Thursday, November 8, 2001

From the ground up

Kevin Taylor
by Kevin Taylor


This was a little different use of the balers,"


says Spokane County farmer Larry Tee who, with his son Brian, grew the wheat that made the straw that made the bales that made the houses that Scott Weston built.


"Instead of using the straw to keep the pigs warm, using it to build a house was unique," Larry Tee says. The Tees, who farm around Latah, put new knives on their balers and tightened the plunger inside. In layman's terms, this simply means that as the straw was picked up off the fields it was packed into tighter, straighter bales with cleaner, less ragged ends.


"You can't just have the typical farmer mentality to go out and do it as hard and as fast as you can," says Allen Reilly, a third-generation farmer and the Windermere real estate agent selling the two straw houses. "This is a precision building material.
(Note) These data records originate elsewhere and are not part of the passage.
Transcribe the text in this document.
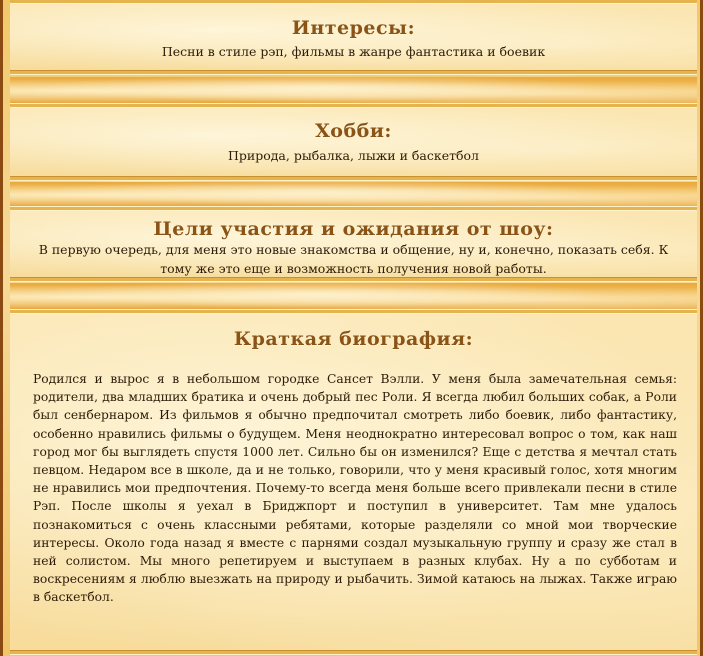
Интересы:

Песни в стиле рэп, фильмы в жанре фантастика и боевик

Хобби:

Природа, рыбалка, лыжи и баскетбол

Цели участия и ожидания от шоу:

В первую очередь, для меня это новые знакомства и общение, ну и, конечно, показать себя. К тому же это еще и возможность получения новой работы.

Краткая биография:

Родился и вырос я в небольшом городке Сансет Вэлли. У меня была замечательная семья: родители, два младших братика и очень добрый пес Роли. Я всегда любил больших собак, а Роли был сенбернаром. Из фильмов я обычно предпочитал смотреть либо боевик, либо фантастику, особенно нравились фильмы о будущем. Меня неоднократно интересовал вопрос о том, как наш город мог бы выглядеть спустя 1000 лет. Сильно бы он изменился? Еще с детства я мечтал стать певцом. Недаром все в школе, да и не только, говорили, что у меня красивый голос, хотя многим не нравились мои предпочтения. Почему-то всегда меня больше всего привлекали песни в стиле Рэп. После школы я уехал в Бриджпорт и поступил в университет. Там мне удалось познакомиться с очень классными ребятами, которые разделяли со мной мои творческие интересы. Около года назад я вместе с парнями создал музыкальную группу и сразу же стал в ней солистом. Мы много репетируем и выступаем в разных клубах. Ну а по субботам и воскресениям я люблю выезжать на природу и рыбачить. Зимой катаюсь на лыжах. Также играю в баскетбол.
If the flakes aren't uniform from side to side, it takes more work to get a flat wall."


Reilly has farmer eyes and, running his thick hand over a straw bale at the construction site, points out where the straw was likely piled higher on one side of the window, perhaps because it was on a sidehill, or where the baler may have drifted out of the row, or where it went too fast.


"We don't normally worry about that so much,'' Larry Tee says. "I went to the first open house and stopped by a couple of times after that to talk to the construction guys. They were able to work with the bales."
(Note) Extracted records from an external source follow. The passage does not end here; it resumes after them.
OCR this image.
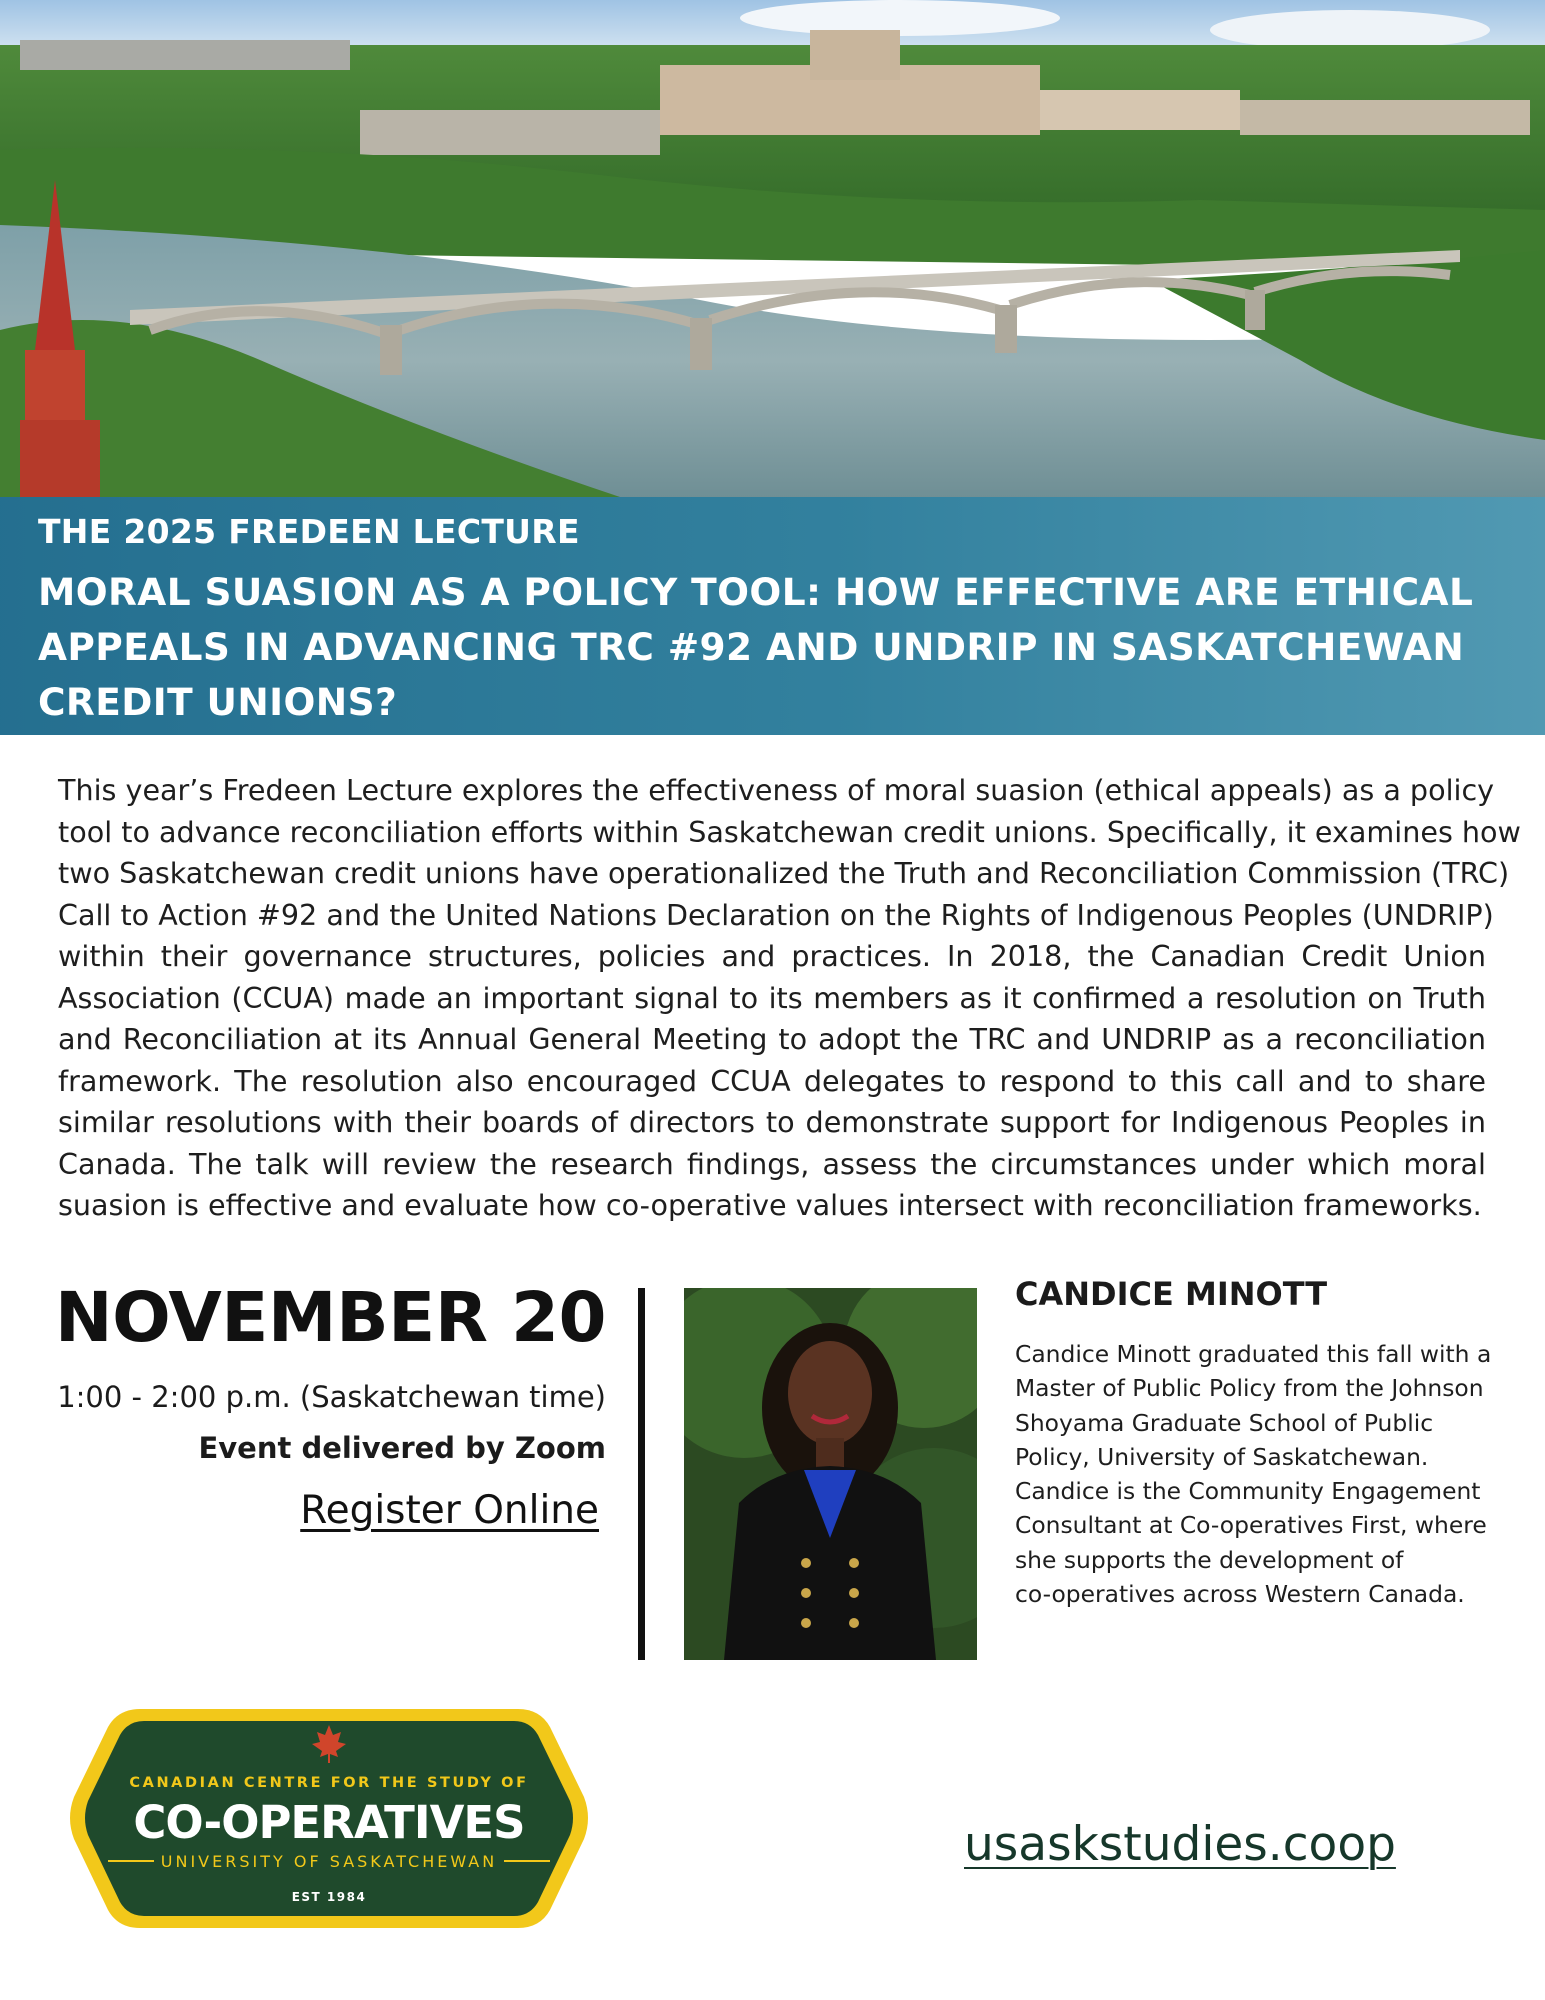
THE 2025 FREDEEN LECTURE
MORAL SUASION AS A POLICY TOOL: HOW EFFECTIVE ARE ETHICAL
APPEALS IN ADVANCING TRC #92 AND UNDRIP IN SASKATCHEWAN
CREDIT UNIONS?
This year’s Fredeen Lecture explores the effectiveness of moral suasion (ethical appeals) as a policy
tool to advance reconciliation efforts within Saskatchewan credit unions. Specifically, it examines how
two Saskatchewan credit unions have operationalized the Truth and Reconciliation Commission (TRC)
Call to Action #92 and the United Nations Declaration on the Rights of Indigenous Peoples (UNDRIP)
within their governance structures, policies and practices. In 2018, the Canadian Credit Union
Association (CCUA) made an important signal to its members as it confirmed a resolution on Truth
and Reconciliation at its Annual General Meeting to adopt the TRC and UNDRIP as a reconciliation
framework. The resolution also encouraged CCUA delegates to respond to this call and to share
similar resolutions with their boards of directors to demonstrate support for Indigenous Peoples in
Canada. The talk will review the research findings, assess the circumstances under which moral
suasion is effective and evaluate how co-operative values intersect with reconciliation frameworks.
NOVEMBER 20
1:00 - 2:00 p.m. (Saskatchewan time)
Event delivered by Zoom
Register Online
CANDICE MINOTT
Candice Minott graduated this fall with a
Master of Public Policy from the Johnson
Shoyama Graduate School of Public
Policy, University of Saskatchewan.
Candice is the Community Engagement
Consultant at Co-operatives First, where
she supports the development of
co-operatives across Western Canada.
CANADIAN CENTRE FOR THE STUDY OF
CO-OPERATIVES
UNIVERSITY OF SASKATCHEWAN
EST 1984
usaskstudies.coop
He likes the new use of his straw and the preservation aspect of using this material instead of wood.


"I'm real happy that they are doing this," Tee says. "The wheat we made the straw from was planted in April, harvested in September. It takes a lot longer than that to grow a tree."


Each house only represents about seven acres of straw -- a mere speck given the scale of farming in the region.


"It is a market, but I just don't know how many people these houses will appeal to," Tee says.


So, someone asked, would it be fair to say he's taking a wait-and-see approach.


"That's the farmer way," Tee laughs. "Wait and see."